Our Lady of Lourdes Catholic School in Bethesda, Maryland, has temporarily transitioned from a hybrid model to virtual learning for all students after a teacher tested positive Sept. 25 for COVID-19.

A statement from the Archdiocese of Washington noted, “In working with the Montgomery County Health Department, it was determined that all 6th, 7th and 8th students should quarantine until Oct. 8, 2020.  A few teachers that were in close proximity of the teacher were also instructed to quarantine.”

The statement from the archdiocese added, “Out of an abundance of caution, school leadership decided to return to virtual learning for the entire school.”
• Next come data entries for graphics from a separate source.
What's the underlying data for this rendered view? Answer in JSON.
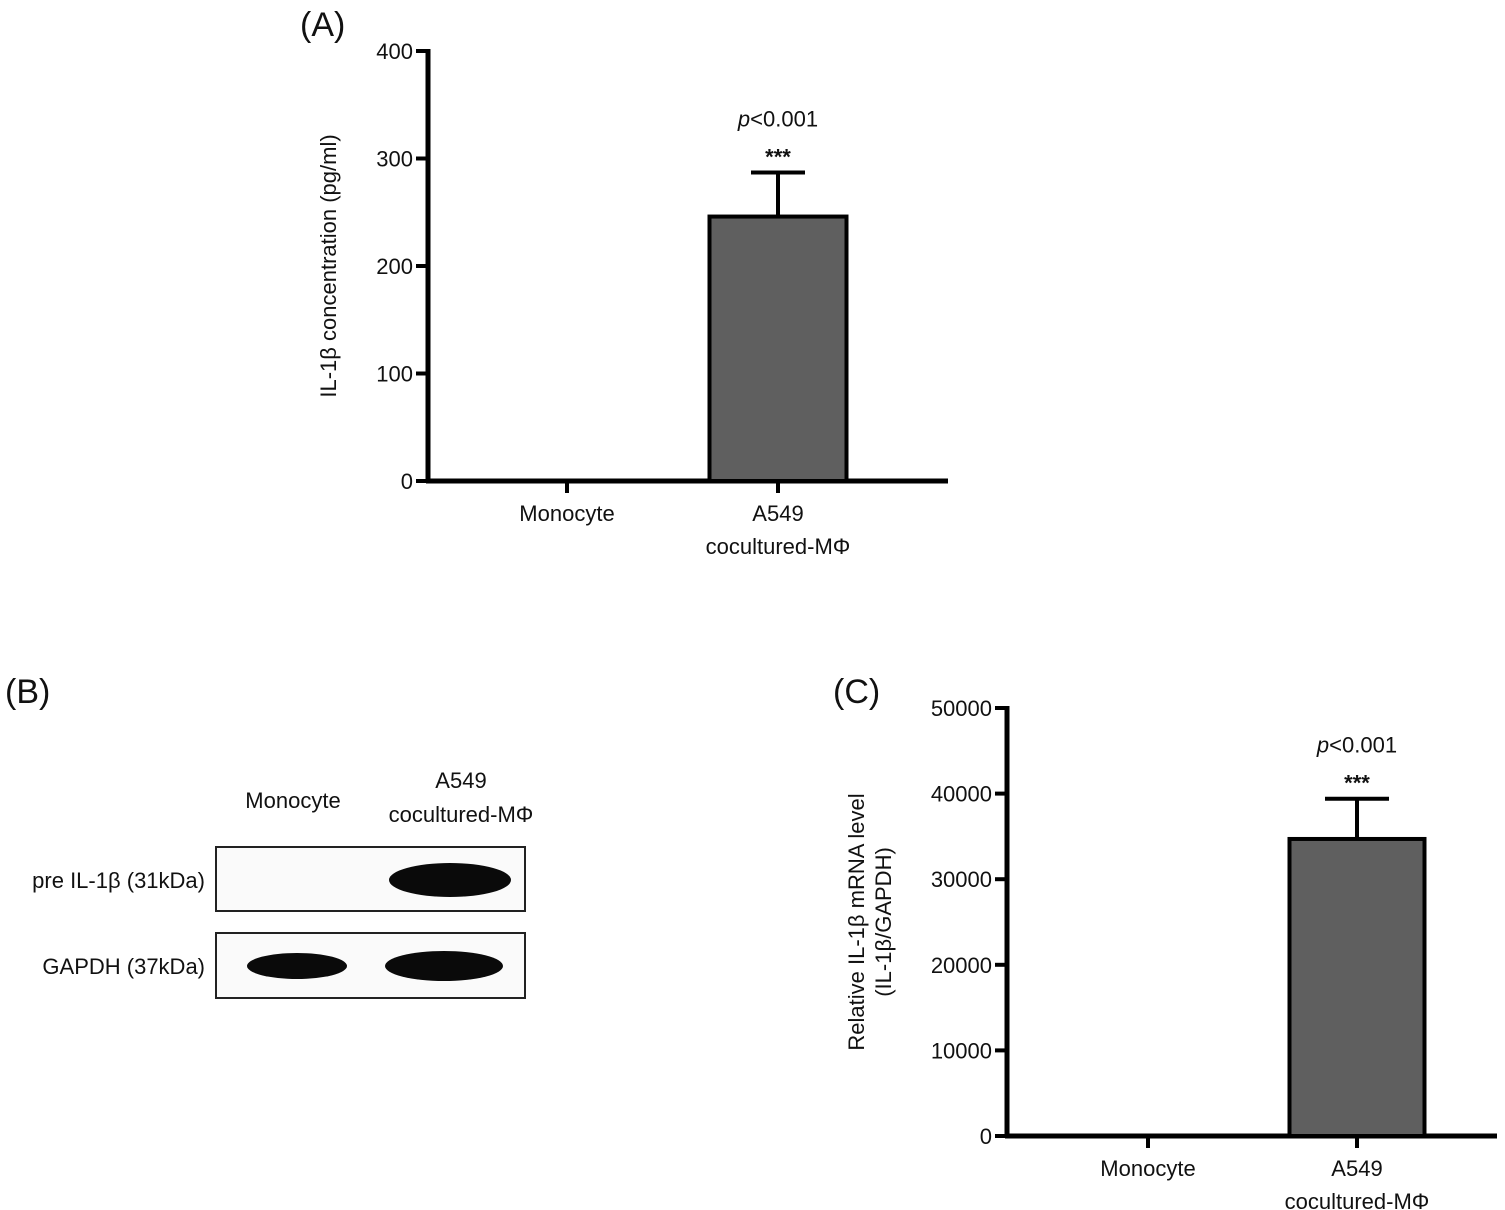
{
  "chart_data": [
    {
      "panel_label": "(A)",
      "type": "bar",
      "categories": [
        "Monocyte",
        [
          "A549",
          "cocultured-MΦ"
        ]
      ],
      "values": [
        0,
        246
      ],
      "error": [
        0,
        41
      ],
      "ylabel": "IL-1β concentration (pg/ml)",
      "ylim": [
        0,
        400
      ],
      "yticks": [
        "0",
        "100",
        "200",
        "300",
        "400"
      ],
      "annotation": {
        "p": "p",
        "p_rest": "<0.001",
        "stars": "***"
      },
      "bar_color": "#5f5f5f",
      "grid": false
    },
    {
      "panel_label": "(C)",
      "type": "bar",
      "categories": [
        "Monocyte",
        [
          "A549",
          "cocultured-MΦ"
        ]
      ],
      "values": [
        0,
        34700
      ],
      "error": [
        0,
        4700
      ],
      "ylabel": [
        "Relative IL-1β mRNA level",
        "(IL-1β/GAPDH)"
      ],
      "ylim": [
        0,
        50000
      ],
      "yticks": [
        "0",
        "10000",
        "20000",
        "30000",
        "40000",
        "50000"
      ],
      "annotation": {
        "p": "p",
        "p_rest": "<0.001",
        "stars": "***"
      },
      "bar_color": "#5f5f5f",
      "grid": false
    }
  ],
  "blot": {
    "panel_label": "(B)",
    "columns": [
      "Monocyte",
      [
        "A549",
        "cocultured-MΦ"
      ]
    ],
    "rows": [
      {
        "label": "pre IL-1β (31kDa)",
        "band_intensity": [
          0,
          1
        ]
      },
      {
        "label": "GAPDH (37kDa)",
        "band_intensity": [
          1,
          1
        ]
      }
    ]
  }
}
The virtual learning and the recommended quarantine will continue until Oct. 8.

According to archdiocesan officials, the teacher woke up last Friday morning not feeling well, and was tested the same day. No students at the school have reported symptoms or positive tests results, and no school families have reported symptoms or positive test results of their children.

The Archdiocese of Washington said the decision to switch the entire school to virtual learning “was based on the many children in the school that are siblings of the middle school students required to quarantine.”

The school, which opened for the school year on Aug. 31, has 191 students.

“The school leadership acted quickly to contact the Montgomery County Health Department and work through the process to determine those students and educators potentially exposed,” said Kelly Branaman, Secretary for Catholic Schools and Superintendent of Schools for the Archdiocese of Washington.

She said “the school leadership made the decision to return all students to distance learning during the next two weeks. This decision was primarily made to accommodate the many siblings of middle school students.”

Branaman also noted that the immediate switch to virtual learning follows procedures that were set in place before the start of the school year. She said no schools in the Archdiocese of Washington could open until there were such contingency plans set in place.

She said such the backup plans were established so that in the event schools needed to modify their model of teaching, archdiocesan educators could “continue the momentum of children’s formation and education and minimize time students would not be engaged in learning.”

The teacher at Our Lady of Lourdes Catholic School is only the third positive COVID case at an archdiocesan Catholic school in Montgomery County. The two prior cases – a teacher and a student at Holy Redeemer Catholic School in Kensington, Maryland – fully recovered and have returned to school.